Transactional leaders thrive on predictability while the transformational leader loves to operate in an ambiguous environment. The operating environment in which the U.S. Air Force operates is anything but predictable. Asymmetric threats coming from unknown actors replace the known enemy acting in expected Cold War scenarios. The transformational leader is best equipped to lead the Air Force through these tumultuous times.

The Air Force teaches the Full Range Leadership Development theory. This model lists five leadership behaviors that range from ineffective to effective and passive to active. The bottom of this model is the Laissez-Faire style of leadership where the leaders view the needs and development of their subordinates as somebody else's concern, which is ineffective and entirely passive.
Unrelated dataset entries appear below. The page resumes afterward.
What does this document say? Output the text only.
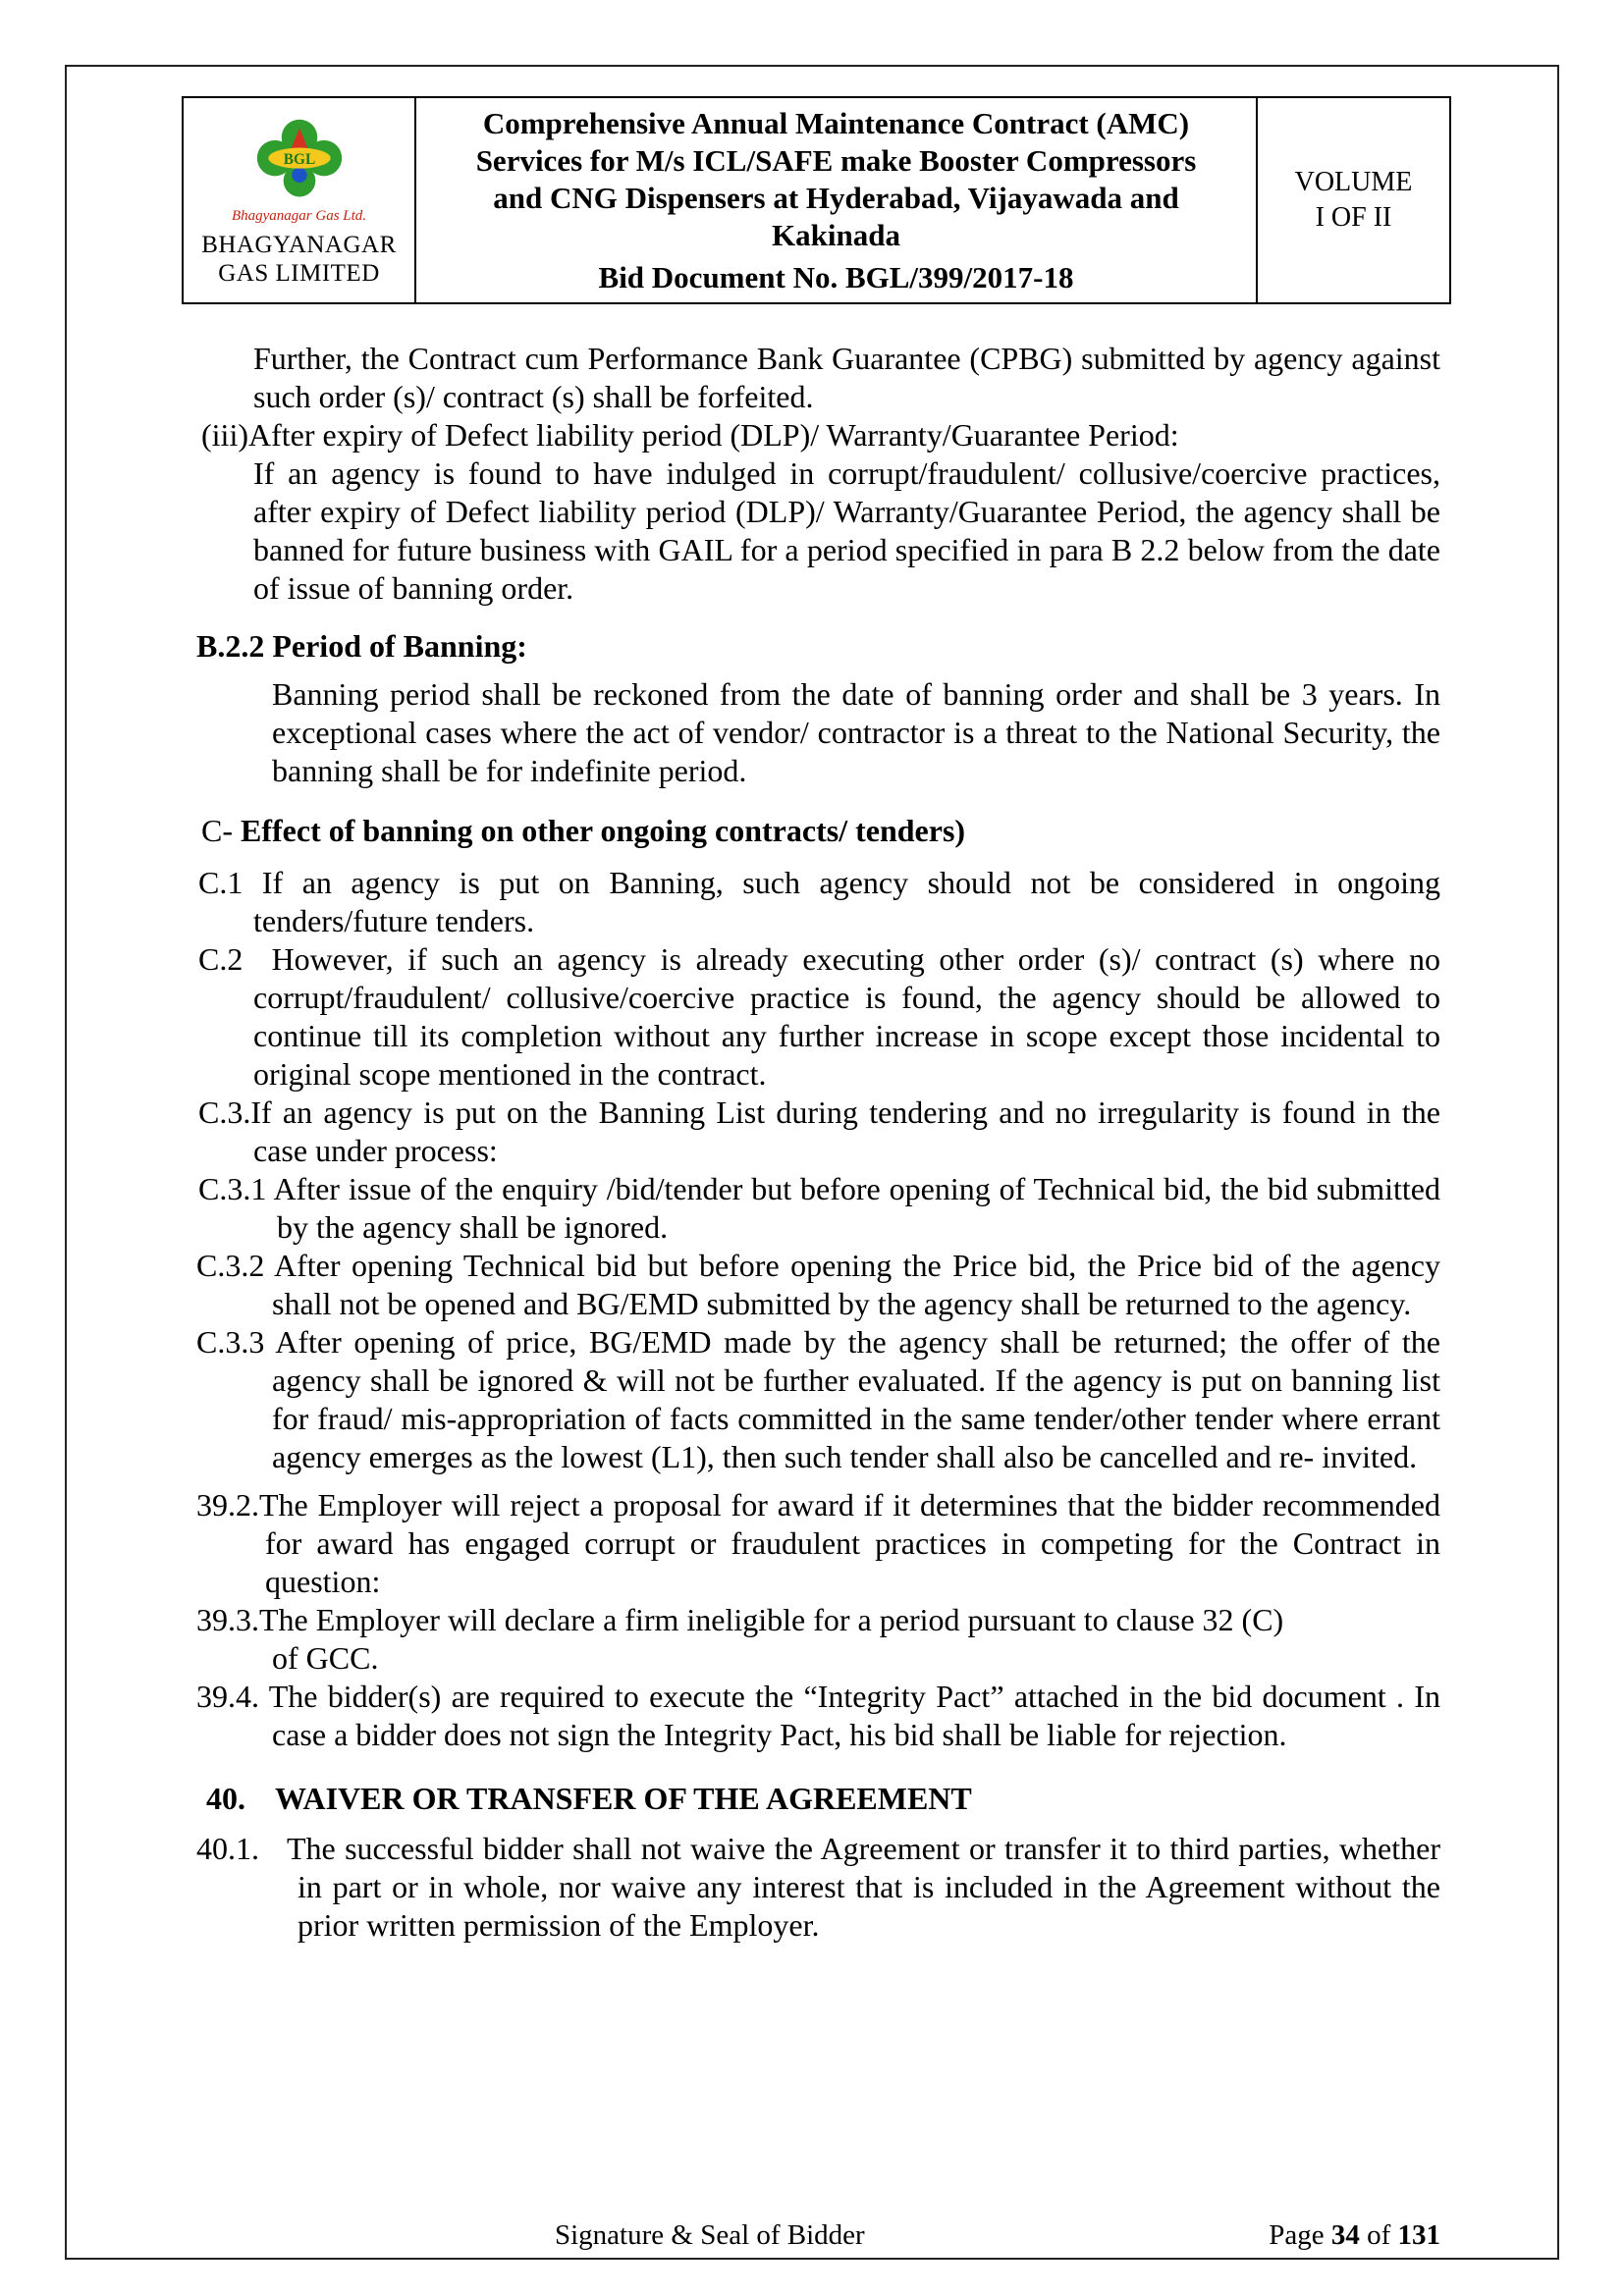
BGL
Bhagyanagar Gas Ltd.
BHAGYANAGAR
GAS LIMITED
Comprehensive Annual Maintenance Contract (AMC)
Services for M/s ICL/SAFE make Booster Compressors
and CNG Dispensers at Hyderabad, Vijayawada and
Kakinada
Bid Document No. BGL/399/2017-18
VOLUME
I OF II
Further, the Contract cum Performance Bank Guarantee (CPBG) submitted by agency against such order (s)/ contract (s) shall be forfeited.
(iii)After expiry of Defect liability period (DLP)/ Warranty/Guarantee Period:
If an agency is found to have indulged in corrupt/fraudulent/ collusive/coercive practices, after expiry of Defect liability period (DLP)/ Warranty/Guarantee Period, the agency shall be banned for future business with GAIL for a period specified in para B 2.2 below from the date of issue of banning order.
B.2.2 Period of Banning:
Banning period shall be reckoned from the date of banning order and shall be 3 years. In exceptional cases where the act of vendor/ contractor is a threat to the National Security, the banning shall be for indefinite period.
C- Effect of banning on other ongoing contracts/ tenders)
C.1 If an agency is put on Banning, such agency should not be considered in ongoing tenders/future tenders.
C.2  However, if such an agency is already executing other order (s)/ contract (s) where no corrupt/fraudulent/ collusive/coercive practice is found, the agency should be allowed to continue till its completion without any further increase in scope except those incidental to original scope mentioned in the contract.
C.3.If an agency is put on the Banning List during tendering and no irregularity is found in the case under process:
C.3.1 After issue of the enquiry /bid/tender but before opening of Technical bid, the bid submitted by the agency shall be ignored.
C.3.2 After opening Technical bid but before opening the Price bid, the Price bid of the agency shall not be opened and BG/EMD submitted by the agency shall be returned to the agency.
C.3.3 After opening of price, BG/EMD made by the agency shall be returned; the offer of the agency shall be ignored & will not be further evaluated. If the agency is put on banning list for fraud/ mis-appropriation of facts committed in the same tender/other tender where errant agency emerges as the lowest (L1), then such tender shall also be cancelled and re- invited.
39.2.The Employer will reject a proposal for award if it determines that the bidder recommended for award has engaged corrupt or fraudulent practices in competing for the Contract in question:
39.3.The Employer will declare a firm ineligible for a period pursuant to clause 32 (C)
of GCC.
39.4. The bidder(s) are required to execute the “Integrity Pact” attached in the bid document . In case a bidder does not sign the Integrity Pact, his bid shall be liable for rejection.
40. WAIVER OR TRANSFER OF THE AGREEMENT
40.1. The successful bidder shall not waive the Agreement or transfer it to third parties, whether in part or in whole, nor waive any interest that is included in the Agreement without the prior written permission of the Employer.
Signature & Seal of Bidder	Page 34 of 131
At the top of the model is transformational leadership where the leader promotes positive, meaningful change and inspires followers to exceed their goals and is highly effective and very active. According to this model, Air Force leaders should strive to use transformational leadership styles as much as possible.

The Air Force stresses that transformational leadership behaviors are more active and effective than other leadership models. Transactional and transformational leadership does not oppose each other; they can complement each other as circumstances dictate and if used correctly. A leader who operates at the transformation level can always use the full spectrum of the leadership, such as passive or transactional. However, a person who has not yet elevated himself or herself to transformational leadership limits the styles they can utilize.
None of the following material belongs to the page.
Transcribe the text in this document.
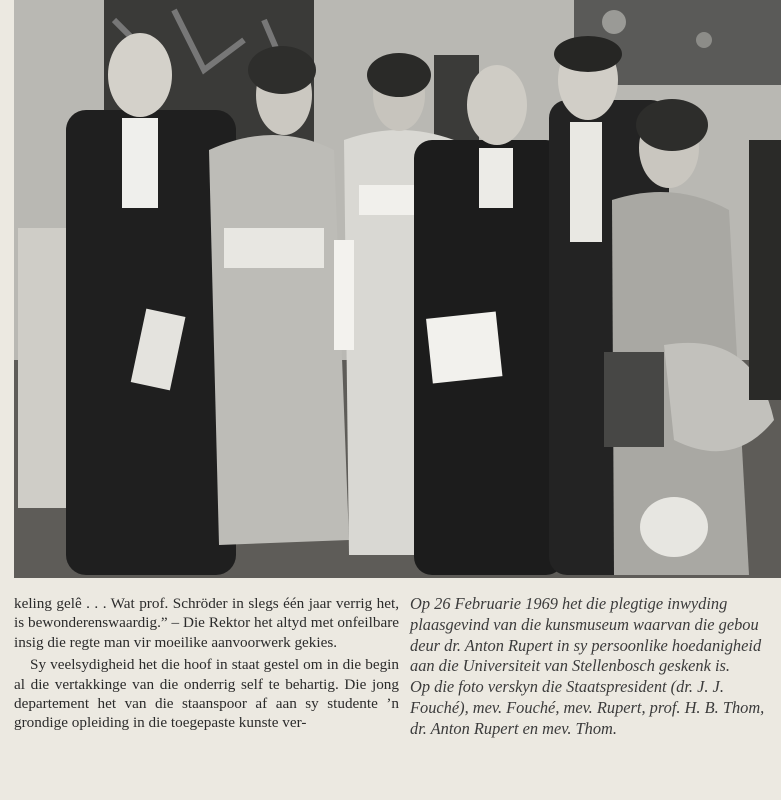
keling gelê . . . Wat prof. Schröder in slegs één jaar verrig het, is bewonderenswaardig.” – Die Rektor het altyd met onfeilbare insig die regte man vir moeilike aanvoorwerk gekies.

Sy veelsydigheid het die hoof in staat gestel om in die begin al die vertakkinge van die onderrig self te behartig. Die jong departement het van die staanspoor af aan sy studente ’n grondige opleiding in die toegepaste kunste ver-

Op 26 Februarie 1969 het die plegtige inwyding plaasgevind van die kunsmuseum waarvan die gebou deur dr. Anton Rupert in sy persoonlike hoedanigheid aan die Universiteit van Stellenbosch geskenk is.

Op die foto verskyn die Staatspresident (dr. J. J. Fouché), mev. Fouché, mev. Rupert, prof. H. B. Thom, dr. Anton Rupert en mev. Thom.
One of the largest reasons that the Air Force must embrace the transformational leadership style is the unlimited liability clause. The unlimited liability clause refers to a portion of the contract signed and oath of enlistment in the armed forces. When a person chooses to serve in the profession of arms, he or she is willing to fight for and possibly die for the sake of another. A transactional leader may have some success, and as history has proven by the millions who have laid down their lives in service, in convincing an Airman that a transaction or contract is worth their while in this ultimate endeavor. However, the transformational leader will successfully lead the Airman to seeing why this sacrifice is necessary for the success of the Air Force mission and the nation as a whole.

According to Secretary of the Air Force Deborah James, the biggest challenge to the Air Force right now is uncertainty. James states, "This is uncertainty about their careers, about downsizing, about budgets, and about the world environment." To counter these threats, James uses such terms as "maintaining the technological edge, strategic agility," and to "push Air Power into the future." This calls for bold leadership in the Air Force.

In this ambiguous environment, the Air Force will need leaders and followers who share the same values and have the vision to meet these challenges together. The transformational leader operates well in ambiguity, and only the transformational leader utilizing the tenets of the Full Range Leadership Development model has the necessary tools to ensure the Air Force meets these goals. Transformational leaders in the Air Force ensure that both the leader and the led are all working towards the same strategic goal because the leader has articulated clearly the goal so that everyone understands and is moving in the same direction to meet that goal.

Transactional and transformation leadership each have their uses in modern leadership. Each has its own time and place for use depending on the situation. However, transformational leaders are best suited to feel the pulse of a group, communicate on a level so that both the leader and their subordinates are fully understanding, and provide a vision that is not only accepted by their subordinates, but has their buy-in and drives their full effort at obtaining the vision.

Although transactional leadership is appropriate in certain situations the Air Force stresses that transformational leadership must be actively and effectively used to develop the followers of today to become the leaders of tomorrow. Using transformational leadership, the Air Force will be ready to face all challenges and posture itself to continue to be the world's most dominant air and space power in the 21st century and beyond.